# Best 27" tires?



## Third Son (Sep 15, 2011)

Hey All....

What would you consider the most long lasting, puncture resistant, smoothest riding 27" (x 1-1/4) bicycle tire out there? How about all those things for under $50/ tire?

Your experiences in this area would be of great value to me...

Thanks!


----------



## LavenderLightning (Sep 12, 2011)

I used to run Continental Gatorskin 27x1¼ on my Fuji Monterey. They were great and worked well on thorns, glass or gravel. They are slightly heavier (weight), as with most puncture resistant tires. I've heard of sidewall blowouts after a couple thousand miles but I never had that happen. Depending on where you look, they usually run between $35-$40.


----------



## JCavilia (Sep 12, 2005)

Third Son said:


> What would you consider the most long lasting, puncture resistant, smoothest riding 27" (x 1-1/4) bicycle tire out there? How about all those things for under $50/ tire?


You do realize that it's pretty much impossible for the same tire to be both the "most long-lasting and puncture-resistant" and the "smoothest-riding"? There's always a compromise between the heavier, thicker tread needed for the former, and the suppleness needed for the latter.

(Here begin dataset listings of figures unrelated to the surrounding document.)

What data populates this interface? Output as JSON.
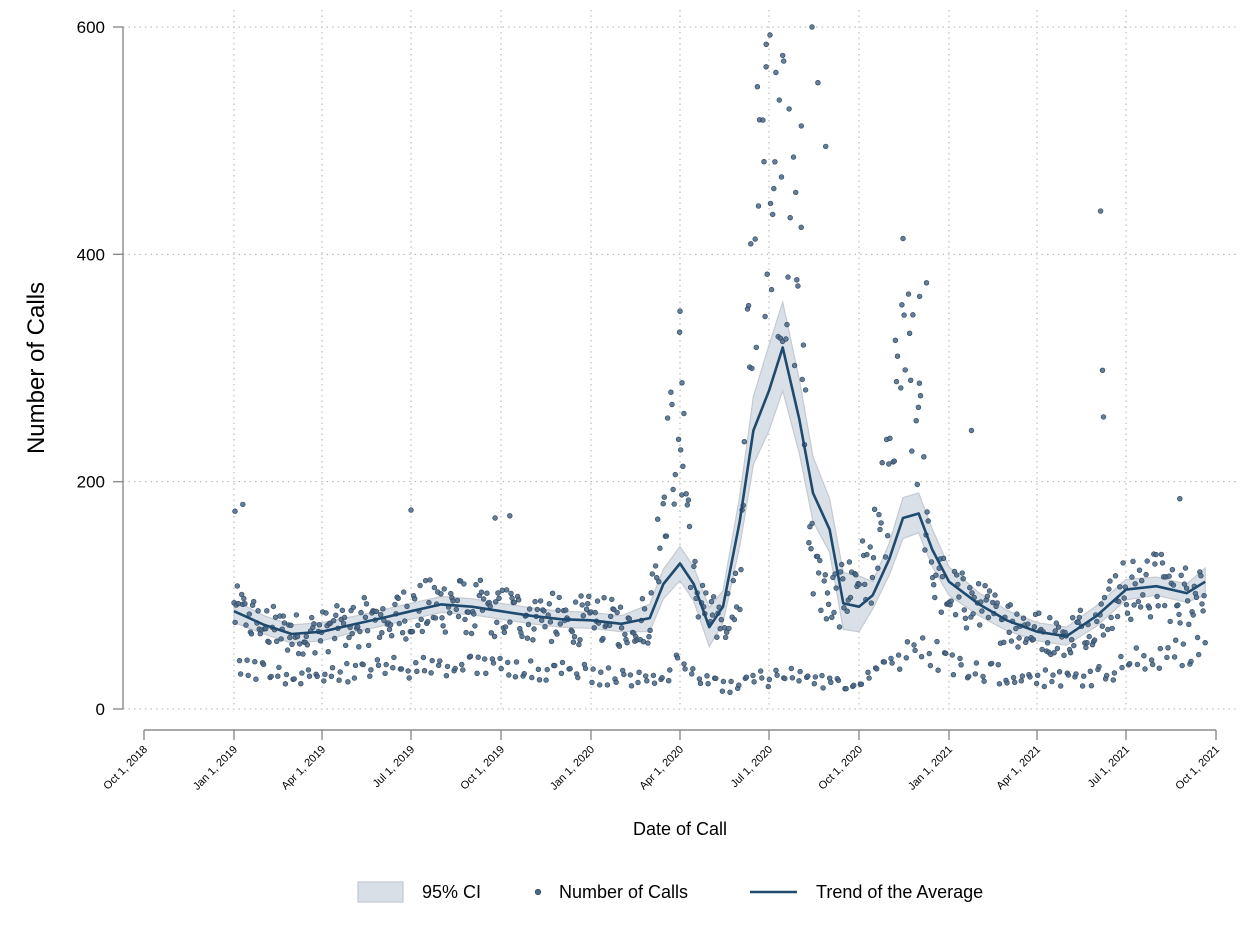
{
  "chart_data": {
    "type": "scatter",
    "title": "",
    "xlabel": "Date of Call",
    "ylabel": "Number of Calls",
    "ylim": [
      0,
      600
    ],
    "yticks": [
      0,
      200,
      400,
      600
    ],
    "xlim": [
      "2018-10-01",
      "2021-10-01"
    ],
    "xticks": [
      {
        "date": "2018-10-01",
        "label": "Oct 1, 2018"
      },
      {
        "date": "2019-01-01",
        "label": "Jan 1, 2019"
      },
      {
        "date": "2019-04-01",
        "label": "Apr 1, 2019"
      },
      {
        "date": "2019-07-01",
        "label": "Jul 1, 2019"
      },
      {
        "date": "2019-10-01",
        "label": "Oct 1, 2019"
      },
      {
        "date": "2020-01-01",
        "label": "Jan 1, 2020"
      },
      {
        "date": "2020-04-01",
        "label": "Apr 1, 2020"
      },
      {
        "date": "2020-07-01",
        "label": "Jul 1, 2020"
      },
      {
        "date": "2020-10-01",
        "label": "Oct 1, 2020"
      },
      {
        "date": "2021-01-01",
        "label": "Jan 1, 2021"
      },
      {
        "date": "2021-04-01",
        "label": "Apr 1, 2021"
      },
      {
        "date": "2021-07-01",
        "label": "Jul 1, 2021"
      },
      {
        "date": "2021-10-01",
        "label": "Oct 1, 2021"
      }
    ],
    "legend": {
      "position": "bottom",
      "items": [
        {
          "key": "ci",
          "label": "95% CI"
        },
        {
          "key": "points",
          "label": "Number of Calls"
        },
        {
          "key": "trend",
          "label": "Trend of the Average"
        }
      ]
    },
    "colors": {
      "points": "#4a6785",
      "trend": "#1f4a6e",
      "ci_fill": "#d9dfe6",
      "ci_edge": "#c2c8cf",
      "grid": "#b0b0b0",
      "axis": "#8c8c8c"
    },
    "trend": {
      "name": "Trend of the Average",
      "x": [
        "2019-01-01",
        "2019-02-01",
        "2019-03-01",
        "2019-04-01",
        "2019-05-01",
        "2019-06-01",
        "2019-07-01",
        "2019-08-01",
        "2019-09-01",
        "2019-10-01",
        "2019-11-01",
        "2019-12-01",
        "2020-01-01",
        "2020-02-01",
        "2020-03-01",
        "2020-03-15",
        "2020-04-01",
        "2020-04-15",
        "2020-05-01",
        "2020-05-15",
        "2020-06-01",
        "2020-06-15",
        "2020-07-01",
        "2020-07-15",
        "2020-08-01",
        "2020-08-15",
        "2020-09-01",
        "2020-09-15",
        "2020-10-01",
        "2020-10-15",
        "2020-11-01",
        "2020-11-15",
        "2020-12-01",
        "2020-12-15",
        "2021-01-01",
        "2021-02-01",
        "2021-03-01",
        "2021-04-01",
        "2021-05-01",
        "2021-06-01",
        "2021-07-01",
        "2021-08-01",
        "2021-09-01",
        "2021-09-20"
      ],
      "y": [
        86,
        74,
        66,
        68,
        74,
        80,
        86,
        92,
        90,
        86,
        82,
        79,
        78,
        75,
        80,
        110,
        128,
        110,
        72,
        90,
        165,
        245,
        280,
        318,
        255,
        190,
        158,
        93,
        90,
        100,
        132,
        168,
        172,
        140,
        112,
        92,
        78,
        68,
        64,
        82,
        105,
        108,
        102,
        112
      ],
      "ci_lower": [
        76,
        66,
        58,
        60,
        67,
        73,
        79,
        85,
        83,
        79,
        75,
        72,
        71,
        68,
        68,
        97,
        113,
        95,
        55,
        76,
        143,
        215,
        245,
        280,
        225,
        165,
        138,
        70,
        68,
        88,
        118,
        150,
        155,
        125,
        100,
        82,
        69,
        60,
        56,
        73,
        96,
        100,
        94,
        100
      ],
      "ci_upper": [
        96,
        82,
        74,
        76,
        81,
        87,
        93,
        99,
        97,
        93,
        89,
        86,
        85,
        82,
        92,
        123,
        143,
        125,
        89,
        104,
        187,
        275,
        320,
        358,
        290,
        222,
        185,
        120,
        117,
        112,
        146,
        186,
        190,
        158,
        125,
        102,
        87,
        76,
        72,
        91,
        114,
        116,
        110,
        124
      ]
    },
    "points": {
      "name": "Number of Calls",
      "count": 912,
      "x_start": "2019-01-01",
      "x_end": "2021-09-20",
      "base_weekday": [
        86,
        74,
        66,
        68,
        74,
        80,
        86,
        92,
        90,
        86,
        82,
        79,
        78,
        75,
        80,
        190,
        265,
        110,
        80,
        80,
        100,
        420,
        480,
        440,
        380,
        120,
        95,
        100,
        115,
        130,
        200,
        330,
        240,
        120,
        100,
        88,
        78,
        68,
        64,
        80,
        105,
        110,
        100,
        115
      ],
      "base_weekend": [
        40,
        32,
        28,
        30,
        32,
        35,
        36,
        38,
        36,
        35,
        34,
        32,
        30,
        28,
        26,
        30,
        40,
        28,
        22,
        20,
        22,
        28,
        28,
        30,
        28,
        28,
        22,
        22,
        25,
        28,
        35,
        45,
        55,
        50,
        40,
        35,
        30,
        28,
        26,
        30,
        40,
        45,
        50,
        58
      ],
      "outliers": [
        {
          "date": "2019-01-10",
          "value": 180
        },
        {
          "date": "2019-01-02",
          "value": 174
        },
        {
          "date": "2019-07-01",
          "value": 175
        },
        {
          "date": "2019-09-25",
          "value": 168
        },
        {
          "date": "2019-10-10",
          "value": 170
        },
        {
          "date": "2020-04-01",
          "value": 350
        },
        {
          "date": "2020-04-03",
          "value": 287
        },
        {
          "date": "2020-04-05",
          "value": 260
        },
        {
          "date": "2020-06-28",
          "value": 565
        },
        {
          "date": "2020-07-02",
          "value": 593
        },
        {
          "date": "2020-07-08",
          "value": 560
        },
        {
          "date": "2020-07-15",
          "value": 575
        },
        {
          "date": "2020-07-16",
          "value": 570
        },
        {
          "date": "2020-08-03",
          "value": 513
        },
        {
          "date": "2020-08-14",
          "value": 600
        },
        {
          "date": "2020-08-20",
          "value": 551
        },
        {
          "date": "2020-08-28",
          "value": 495
        },
        {
          "date": "2020-12-02",
          "value": 363
        },
        {
          "date": "2020-12-09",
          "value": 375
        },
        {
          "date": "2021-01-24",
          "value": 245
        },
        {
          "date": "2021-06-05",
          "value": 438
        },
        {
          "date": "2021-06-07",
          "value": 298
        },
        {
          "date": "2021-06-08",
          "value": 257
        },
        {
          "date": "2021-08-25",
          "value": 185
        }
      ]
    }
  }
}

That said, the Gatorskins do have a good reputation for balancing those factors. Panaracer Paselas are also well-regarded, and substantially cheaper.


----------



## Third Son (Sep 15, 2011)

JCavilia said:


> You do realize that it's pretty much impossible for the same tire to be both the "most long-lasting and puncture-resistant" and the "smoothest-riding"? There's always a compromise between the heavier, thicker tread needed for the former, and the suppleness needed for the latter.
> 
> That said, the Gatorskins do have a good reputation for balancing those factors. Panaracer Paselas are also well-regarded, and substantially cheaper.

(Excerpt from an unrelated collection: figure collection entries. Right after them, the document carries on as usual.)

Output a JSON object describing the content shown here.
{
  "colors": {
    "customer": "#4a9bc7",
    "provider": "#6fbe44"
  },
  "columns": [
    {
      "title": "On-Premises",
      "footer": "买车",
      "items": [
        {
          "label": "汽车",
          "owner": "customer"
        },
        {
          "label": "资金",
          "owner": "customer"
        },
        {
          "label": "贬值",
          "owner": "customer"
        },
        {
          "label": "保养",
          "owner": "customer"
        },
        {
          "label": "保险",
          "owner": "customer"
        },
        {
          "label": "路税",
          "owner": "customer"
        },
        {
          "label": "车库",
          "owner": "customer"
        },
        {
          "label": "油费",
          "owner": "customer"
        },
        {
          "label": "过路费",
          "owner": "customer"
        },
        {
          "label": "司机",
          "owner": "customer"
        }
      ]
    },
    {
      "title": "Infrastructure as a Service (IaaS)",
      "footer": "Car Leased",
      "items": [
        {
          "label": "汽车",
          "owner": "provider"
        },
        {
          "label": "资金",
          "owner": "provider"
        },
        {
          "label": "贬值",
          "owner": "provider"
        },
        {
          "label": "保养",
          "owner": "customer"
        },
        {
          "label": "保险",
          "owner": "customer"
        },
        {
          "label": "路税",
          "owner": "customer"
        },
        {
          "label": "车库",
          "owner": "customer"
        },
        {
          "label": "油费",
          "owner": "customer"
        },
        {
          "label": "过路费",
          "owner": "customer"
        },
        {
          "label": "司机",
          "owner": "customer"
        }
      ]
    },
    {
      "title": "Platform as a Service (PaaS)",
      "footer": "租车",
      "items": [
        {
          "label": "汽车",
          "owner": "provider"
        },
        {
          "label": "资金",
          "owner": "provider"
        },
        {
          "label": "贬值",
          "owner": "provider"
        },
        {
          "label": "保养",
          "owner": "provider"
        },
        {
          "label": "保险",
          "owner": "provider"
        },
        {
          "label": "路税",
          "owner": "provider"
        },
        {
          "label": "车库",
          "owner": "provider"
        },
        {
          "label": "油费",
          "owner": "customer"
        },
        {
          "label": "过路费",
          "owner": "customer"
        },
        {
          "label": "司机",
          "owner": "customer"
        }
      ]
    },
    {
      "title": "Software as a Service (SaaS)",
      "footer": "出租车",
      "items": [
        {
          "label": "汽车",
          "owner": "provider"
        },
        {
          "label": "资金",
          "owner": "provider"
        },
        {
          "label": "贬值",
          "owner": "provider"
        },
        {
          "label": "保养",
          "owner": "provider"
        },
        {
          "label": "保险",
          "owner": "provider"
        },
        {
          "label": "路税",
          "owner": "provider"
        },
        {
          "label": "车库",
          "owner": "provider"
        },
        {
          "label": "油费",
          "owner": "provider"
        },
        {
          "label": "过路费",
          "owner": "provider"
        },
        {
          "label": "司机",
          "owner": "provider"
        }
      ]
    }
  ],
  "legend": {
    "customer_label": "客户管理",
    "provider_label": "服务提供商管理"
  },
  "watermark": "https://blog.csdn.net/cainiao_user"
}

Yes I know that....all things considered... but you were smart enough to see that I see. I actually don't mind riding on a firm tire.


----------



## Trower (Apr 28, 2009)

Panaracer Pasela Tourguard's are the best I've used for 27ichers, nice ride long lasting, and as good (imo) as gators for puncture resistance, but ride WAYYYYY better. I plan on using them on my touring bike project I'm working on this winter. I plan on using the bike on a 700 mile tour next summer with a couple friends, and they are the only tire I could stand, and also trust for that long

*edit* I also have only used the Kevlar tires, not the cheaper steel bead ones, don't know if there is a difference between them.


----------



## Woyteck Morajko (Jan 7, 2005)

panaracer pasela is good, i've used them for years. performance and nashbar still have 27s, with kevlar belt, usually on sale for less than $20. these are OK, except performance are smaller, more like a 1 1/8. last year i found some 27s at walmart, made by BELL. these are labeled as 1 1/4, but look more like 1 3/8. so far they seem durable and comfortable. they are folding AND have a kevlar belt, all for $16!


----------



## slowrider (Mar 12, 2004)

I had an armadillo, that I ran down to nothing on my rear tire for a couple of years. Love that tire. Right now I have a Continental 1000 on the front and a Performance Strada K on the rear. I have slime liners under booth for extra protection. I would not trust either tire without the slime liner.


----------



## InertAgent (Aug 11, 2008)

I ride in NYC inevitably through potholes and all kinds of crap, and the Armadillo is the only one that hasn't flatted. It was almost worn through to the casing and started separating before I replaced it. Note that it measures as 1x1/8, not 1x1/4 as marked. The Armadillo rides like a water pressurized garden hose. It is sketchy in the wet, especially on metal plating. But I hate getting flats. I tried the Schwalbe Marathon for a plusher ride (and a little tread) but a wire (from a steel belt?) did it in. The Marathon measures as a full 1x1/4 (32c). I use it on the front where I never get flats (well, a pinch flat on a plate edge once, but that was my fault due to inflation negligence).


----------